Highland Grace | Hiss Golden Messenger

then

Glued to You | Tomorrows Tulips

It’s not yet dawn.  Right now, at 5:30 in the morning, it’s whatever twilight is called before sunrise, light and cool, on the cusp of day. There is a stretch of gravel road in front of me that’s slick with dew. The grasses growing in the parallel ditches are heavy with water and I imagine them springing back to life under the heat of an 11 o’ clock sun. I love this hard packed road ahead of me. I love the crunch under my shoes when the gravel dislodges, and I love the city that has blossomed just a couple short miles from where I stand.

 

My body is warming up to this day. My chest is rising and falling quickly, my breath is uneven. I feel the tension and heat in the muscles of my legs beneath the cold layer of fat. One more mile forward, then three back. The routine, the impressed sacredness of it all, thrills me.

 

These early morning runs are a thanksgiving from me to this land. They are the interest I pay. They are a prayer to God and an acknowledgement of the breath that connects all us living beings. These runs are more sincere than any hour I’d previously spent, prostrate, in a chapel. I run the first mile with complacency in my heart and tiredness in my eyes. Inevitably, after some minutes, I find tears streaming down my cheeks. It’s not containable. My joy, my gratefulness, how my purpose has unfolded before me, running into my cupped hands, ready to be applied to my body and soul.

 

The prairie spreads in front of me. It forms the horizon and it’s all that I need to exist. First, my panting works against me, jostling my view. But it evens out to match the breath of the early morning world and after a bit I move in harmony. My footfalls pull me forward towards daylight and my body follows, breath mechanical and clean. Bland at first glance but granular with a lingering look, the peaked grasses in this early light are only palely colored. If you let your gaze land on a portion for more than a moment, you’ll notice a spectrum of color. Flashes of wildflowers. Maybe the shiny bead of the eye of a rabbit or fox.

 

I run the last quarter of mile with my hands outstretched. I am moved by my sheer existent to do so. I want to absorb the sweetness of the present moment through the palms of my hands. Before me clean rows of perfect blue houses. They lead up a shallow hill with a communal dining hall on the east and a community gym on the west.

 

Hanging, framed, on the wall of my dining room is a piece of yellow legal paper with this city drawn in blue pen. The edge of the paper is jagged and a grease stain mars the bottom corner. The drawing is not hasty. I revisited this sheet of paper many times over. Lines are retraced vigorously, bleeding through to the other side. I kept the paper tucked under a pile of books and pulled it out with regularity, lost in the fantasy of this city. I conceived it as a catharsis and created it compulsively. I lay the foundation for each of these homes and with every subsequent home, the hands helping to build multiplied.

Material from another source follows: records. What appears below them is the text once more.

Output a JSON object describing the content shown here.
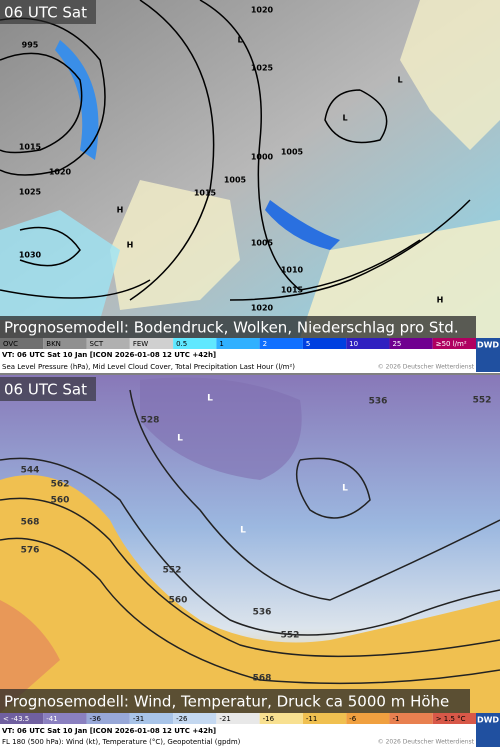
{
  "top": {
    "time": "06 UTC Sat",
    "banner": "Prognosemodell: Bodendruck, Wolken, Niederschlag pro Std.",
    "legend": [
      "OVC",
      "BKN",
      "SCT",
      "FEW",
      "0.5",
      "1",
      "2",
      "5",
      "10",
      "25",
      "≥50 l/m²"
    ],
    "logo": "DWD",
    "footer": {
      "valid": "VT: 06 UTC Sat  10 Jan [ICON 2026-01-08 12 UTC +42h]",
      "description": "Sea Level Pressure (hPa), Mid Level Cloud Cover, Total Precipitation Last Hour (l/m²)",
      "copyright": "© 2026 Deutscher Wetterdienst"
    },
    "labels": [
      "1020",
      "995",
      "1015",
      "1020",
      "1025",
      "1030",
      "1015",
      "1000",
      "1005",
      "1005",
      "1010",
      "1015",
      "1020",
      "1025",
      "1005",
      "L",
      "L",
      "L",
      "H",
      "H",
      "H"
    ]
  },
  "bottom": {
    "time": "06 UTC Sat",
    "banner": "Prognosemodell: Wind, Temperatur, Druck ca 5000 m Höhe",
    "legend": [
      "< -43.5",
      "-41",
      "-36",
      "-31",
      "-26",
      "-21",
      "-16",
      "-11",
      "-6",
      "-1",
      "> 1.5 °C"
    ],
    "logo": "DWD",
    "footer": {
      "valid": "VT: 06 UTC Sat  10 Jan [ICON 2026-01-08 12 UTC +42h]",
      "description": "FL 180 (500 hPa): Wind (kt), Temperature (°C), Geopotential (gpdm)",
      "copyright": "© 2026 Deutscher Wetterdienst"
    },
    "labels": [
      "544",
      "562",
      "560",
      "568",
      "576",
      "528",
      "536",
      "552",
      "560",
      "536",
      "552",
      "568",
      "552",
      "L",
      "L",
      "L",
      "L"
    ]
  }
}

At the end of each day I stood on a chair, then eventually a pulpit, and testified. I spoke on manifestation and purpose. I cried freely in gratitude and encouraged my family to join. Day on day I watched yellow eyes whiten with sobriety, I watched aimless, tired limbs grow the buds of muscle and perk up, reaching for the sun. I watched a family form from a collection of hapless people.  

I’ve promised this family abundance. I’ve promised them reconciliation with their past lives, lighting a path through the valley of atonement. I have cried with them, for them, scooped the rot from the holes formed in their souls. I’ve taught them prayer.

Flashes of blue on my left and right with arms outstretched. Rumblings of personhood in each home, lamp’s light illuminating the stillness. The city a collective organ, breathing together, waking to meet the sun. When the light breaks over the horizon we will pray. Hand in hand, circled on the prairie, the wet of the grass icy on bare feet, the white of my family’s pant legs tarnished by dampness.